2. You may select either photons > 250 keV or electrons > 15 keV when the dose is due to primarily to mixed fission or activation products and many radionuclides are involved, without the need to consider the dose from each radionuclide separately. However, this choice is appropriate only if significant doses from alpha-emitting radionuclides (if any) are given separately.
3. Select electrons > 15 keV when a radionuclide is a pure beta emitter with an average energy of beta particles in this range. Examples of such radionuclides include ¹⁴C, ³²P, ⁶³Ni, ⁸⁹Sr, ⁹⁰Sr (including ⁹⁰Y decay product), ⁹⁹Tc, and ¹⁴⁷Pm.
4. Select electrons < 15 keV when the dose is due to ³H or any other pure beta emitter with an average energy of beta particles in this range (such as ¹⁰⁷Pd). However, this choice is not appropriate when a low-energy beta emitter has radioactive decay products that emit other radiation types that contribute most of the dose (examples include ¹⁰⁶Ru, which decays to the high-energy beta/gamma emitter ¹⁰⁶Rh, and ²⁴¹Pu, which decays to the alpha emitter ²⁴¹Am).

Other radionuclides

You may encounter radionuclides that are not beta or alpha emitters.
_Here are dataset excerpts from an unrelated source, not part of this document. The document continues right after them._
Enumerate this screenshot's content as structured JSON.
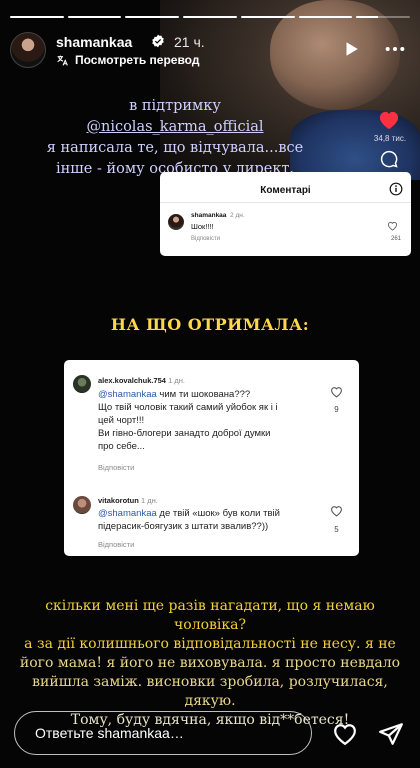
{
  "progress": [
    1,
    1,
    1,
    1,
    1,
    1,
    0.4
  ],
  "header": {
    "username": "shamankaa",
    "time": "21 ч.",
    "translate_label": "Посмотреть перевод"
  },
  "rail": {
    "like_count": "34,8 тис."
  },
  "overlay_top": {
    "line1_prefix": "в підтримку ",
    "mention": "@nicolas_karma_official",
    "line2": "я написала те, що відчувала...все",
    "line3": "інше - йому особисто у директ."
  },
  "card1": {
    "title": "Коментарі",
    "username": "shamankaa",
    "time": "2 дн.",
    "text": "Шок!!!!",
    "reply": "Відповісти",
    "likes": "261"
  },
  "heading": "НА ЩО ОТРИМАЛА:",
  "card2": {
    "comments": [
      {
        "username": "alex.kovalchuk.754",
        "time": "1 дн.",
        "mention": "@shamankaa",
        "lines": [
          " чим ти шокована???",
          "Що твій чоловік такий самий уйобок як і і",
          "цей чорт!!!",
          "Ви гівно-блогери занадто доброї думки",
          "про себе..."
        ],
        "reply": "Відповісти",
        "likes": "9"
      },
      {
        "username": "vitakorotun",
        "time": "1 дн.",
        "mention": "@shamankaa",
        "lines": [
          " де твій «шок» був коли твій",
          "підерасик-боягузик з штати звалив??))"
        ],
        "reply": "Відповісти",
        "likes": "5"
      }
    ]
  },
  "bottom_text": {
    "line1": "скільки мені ще разів нагадати, що я немаю чоловіка?",
    "line2": "а за дії колишнього відповідальності не несу. я не",
    "line3": "його мама! я його не виховувала. я просто невдало",
    "line4": "вийшла заміж. висновки зробила, розлучилася, дякую.",
    "line5": "Тому, буду вдячна, якщо від**бетеся!"
  },
  "footer": {
    "reply_placeholder": "Ответьте shamankaa…"
  }
}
These radionuclides often decay mainly by electron-capture decay (for example, ⁵¹Cr, ⁵⁷Co, ⁶⁵Zn, and ¹²⁵I) or by isomeric transitions (for example, ^99mTc and ^103mRh). Decay schemes of these radionuclides often include various radiation types that differ in biological effectiveness. Therefore, unless you have knowledge of the decay schemes of any such radionuclides you encounter and the associated internal dosimetry models (that is, the particular radiation types that contribute most of the dose), you should seek advice from experts in these areas in selecting the most appropriate radiation type.

Radionuclides that decay by electron capture or an isomeric transition usually emit high intensities of low-energy (< 15 keV) Auger electrons, and the dose may be due primarily to these electrons. However, electrons < 15 keV should not be selected as the radiation type when an Auger-emitting radionuclide is known to be incorporated into DNA; in these cases, assistance from experts in techniques of microdosimetry should be sought.
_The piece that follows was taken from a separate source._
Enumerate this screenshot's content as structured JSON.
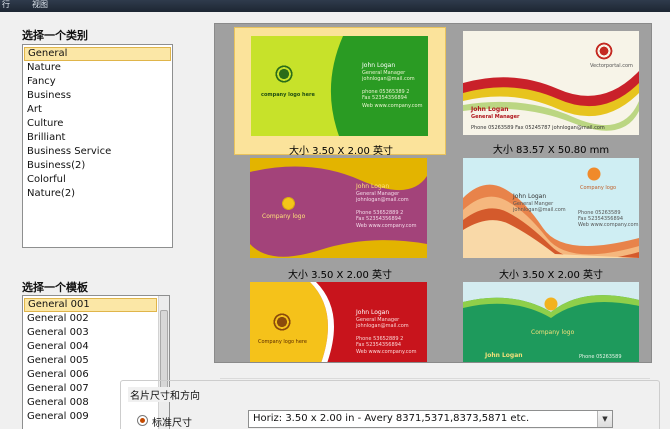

CAUTION: If an internal dose is not specified according to the radiation types used by IREP and you are not confident that selection of the radiation type is straightforward (as it normally should be for many beta- and alpha-emitting radionuclides), you should seek assistance from experts in radioactive decay and internal dosimetry before selecting a radiation type. Knowledge of decay schemes of radionuclides, sites of deposition in the body, radioactive decay chains, and internal dosimetry models may be required to select the radiation type when only the total dose from all radiations emitted by specific radionuclides is given.